I've made it though quite a few books since Jan 1. Here are some I've read, both the good ones and not-so-good.

I'd heard the name Saul Bellow in discussion about Nobel Prize winners and how you should never ever compare your work to theirs in a query letter. Herzog about a middle-aged Jewish man who's just come out of a nasty second divorce. His sanity is questionable, but not completely gone. Fair enough premise. The writing, meanwhile, is dense. Herzog writes imaginary letters to people in order to stay stable. The text jumps from three different POVs: the narrator, Herzog in first person, and Herzog's letters. The second half of the novel isn't quite as littered with italic text as the first, but its not an easy book to read. Therefore, I honestly didn't enjoy it much.

From confusing to downright depressing! This book tells of a trouble Navajo girl in a women's prison and the male doctor who is charged with her care. Published in the 1970s, this book is about as anti-white as it gets. It's a dark story about a corrupt and broken justice system. It's written in the form of a long diary from said doctor. There are no chapter breaks, which really drives home the theme of loneliness and isolation. The book has a genuine feel of progress every time the two main characters connect, but it also has the WORST ENDING I've read in a long long time. I'll spare you the trouble. Hatter Fox gets run over by a bus, although she was expertly dodging traffic the day before. I don't always want a classic "happy" ending, but this just felt like a cop-out to me.

I love Michener's work, but who'd have thought he would write a short book? The MC is going to testify before Congress on his role in the Iran-Contra affair.

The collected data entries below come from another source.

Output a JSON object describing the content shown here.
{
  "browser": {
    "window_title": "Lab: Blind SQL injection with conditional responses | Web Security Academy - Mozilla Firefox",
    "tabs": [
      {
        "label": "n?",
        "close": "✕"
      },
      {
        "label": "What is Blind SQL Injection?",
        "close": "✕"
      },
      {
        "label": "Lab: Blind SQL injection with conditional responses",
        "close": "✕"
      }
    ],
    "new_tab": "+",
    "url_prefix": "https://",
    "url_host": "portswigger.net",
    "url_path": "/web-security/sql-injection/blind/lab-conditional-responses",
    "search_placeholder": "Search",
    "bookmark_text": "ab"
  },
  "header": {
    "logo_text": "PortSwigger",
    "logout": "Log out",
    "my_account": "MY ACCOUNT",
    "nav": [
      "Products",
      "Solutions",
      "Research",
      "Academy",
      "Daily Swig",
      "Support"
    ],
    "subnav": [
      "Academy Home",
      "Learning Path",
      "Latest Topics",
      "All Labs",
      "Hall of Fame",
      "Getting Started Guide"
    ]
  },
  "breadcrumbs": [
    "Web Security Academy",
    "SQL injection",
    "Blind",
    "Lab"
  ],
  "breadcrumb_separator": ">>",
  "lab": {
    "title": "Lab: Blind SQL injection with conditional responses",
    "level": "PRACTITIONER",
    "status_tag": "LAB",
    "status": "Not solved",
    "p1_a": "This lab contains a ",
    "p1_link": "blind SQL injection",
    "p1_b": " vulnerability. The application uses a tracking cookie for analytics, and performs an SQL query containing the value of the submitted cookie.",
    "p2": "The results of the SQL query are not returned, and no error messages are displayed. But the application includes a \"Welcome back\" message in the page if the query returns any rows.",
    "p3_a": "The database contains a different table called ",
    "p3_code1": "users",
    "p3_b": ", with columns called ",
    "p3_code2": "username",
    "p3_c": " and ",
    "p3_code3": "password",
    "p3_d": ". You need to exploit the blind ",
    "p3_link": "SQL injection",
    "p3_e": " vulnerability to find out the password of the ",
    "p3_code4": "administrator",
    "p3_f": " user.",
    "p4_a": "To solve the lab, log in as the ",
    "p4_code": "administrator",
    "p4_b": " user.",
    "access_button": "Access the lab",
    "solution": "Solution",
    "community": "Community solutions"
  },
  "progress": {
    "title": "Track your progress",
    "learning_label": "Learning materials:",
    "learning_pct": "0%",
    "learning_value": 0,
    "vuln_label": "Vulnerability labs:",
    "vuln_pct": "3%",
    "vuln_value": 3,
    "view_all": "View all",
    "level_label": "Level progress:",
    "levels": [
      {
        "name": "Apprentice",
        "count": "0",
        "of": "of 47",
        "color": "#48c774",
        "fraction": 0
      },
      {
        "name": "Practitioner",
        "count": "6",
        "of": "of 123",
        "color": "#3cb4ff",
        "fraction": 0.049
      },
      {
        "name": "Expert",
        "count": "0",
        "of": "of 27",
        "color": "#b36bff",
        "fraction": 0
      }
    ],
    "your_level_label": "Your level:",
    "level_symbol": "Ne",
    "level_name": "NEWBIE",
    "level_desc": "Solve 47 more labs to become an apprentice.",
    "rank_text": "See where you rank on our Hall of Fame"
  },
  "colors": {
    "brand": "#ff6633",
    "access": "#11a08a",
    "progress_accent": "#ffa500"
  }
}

His defense lawyer plans to use his family's "legacy" (Get it? Get it? See what he did there? The title is important!) to convince everyone that he's a patriot. Each member of the family plays an important role in America's critical moments: the Revolution, writing the Constitution, the Civil War, the women's suffrage movement, and civil rights. It was ok, I guess. The book doesn't have time for character development and it didn't catch me with a sense of the other epic sagas he's written, like Centennial. The story ends abruptly without telling us how the MC fairs on trial. Only Michener could have written this and then made money on it. A descent idea, but I think it's a little short and underdeveloped. 

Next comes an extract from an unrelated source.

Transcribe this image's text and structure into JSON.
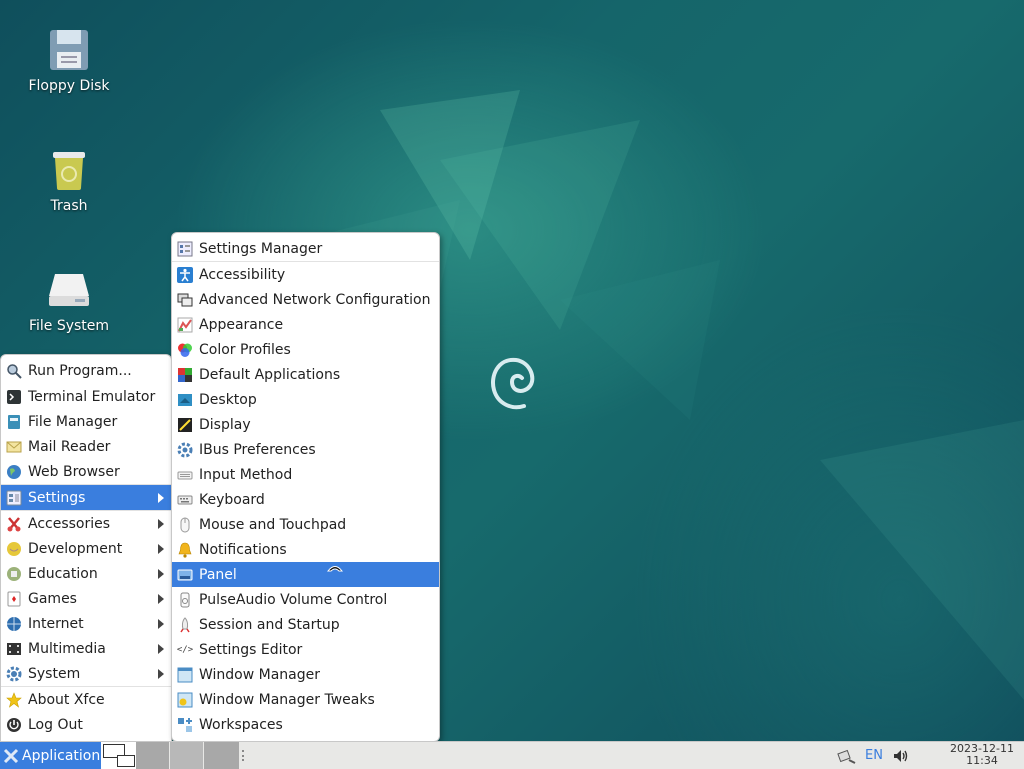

Hands down, this is one of the best novels I've ever picked out from a used book store. Herman Wouk has been called the American Tolstoy, and I can see why after reading all 600 pages of MM. The story is about a young Jewish girl growing up in NYC in the 1930s with dreams of becoming an actress. While pursuing her studies and dating a number of boys, she enters the cutthroat world of Broadway. One Amazon reviewer said, "It's rare to find a book where the daily life of the MC is so well documented." Yes, well-documented and interesting! And no, there's hardly any mention of Hitler and WWII in the whole text.

A neat find at an antique store. Haven't finished it yet, but thus far, the stories are surprisingly inventive and entertaining.

A great collection with an even better introduction about the art of the short story and how the industry changed after 1968.

A neat thought experiment on how mankind might have started a relationship with canines. You'll enjoy the book so long as you keep that in mind. This is not an anthropologist story. Only problem I had is that the dog doesn't join with man until the very very end.

I saved this on for last, because it is probably my favorite on this entire list of books. Leopards tells the story of a writer who is desperate to succeed. He's got talent, but he's also a compulsive liar and a shameless thief. He seems unable to compose work unless he rips incidents out of real life or other people's work. The MC reinvents himself so many times, that by the end of the book, everything from the characters' names to the history of his circle of friends, has changed (but therein is the main conflict, the MC can only change so much). Only the barest threads remain to remind the reader who's who and what's what. The book breaks all of the rules about format, tense, pacing, and POV to show this and it works. This is an example of experimental fiction that hits the mark and show you just what can be done with a novel. It has lots of exotic locations, provocative thoughts, and there's typewriters! Lots of references to typewriters (though Remington gets the only brand-name mention).

That's all for now. I get out of the splint on Friday!

I'll never take my dominant hand for granted again.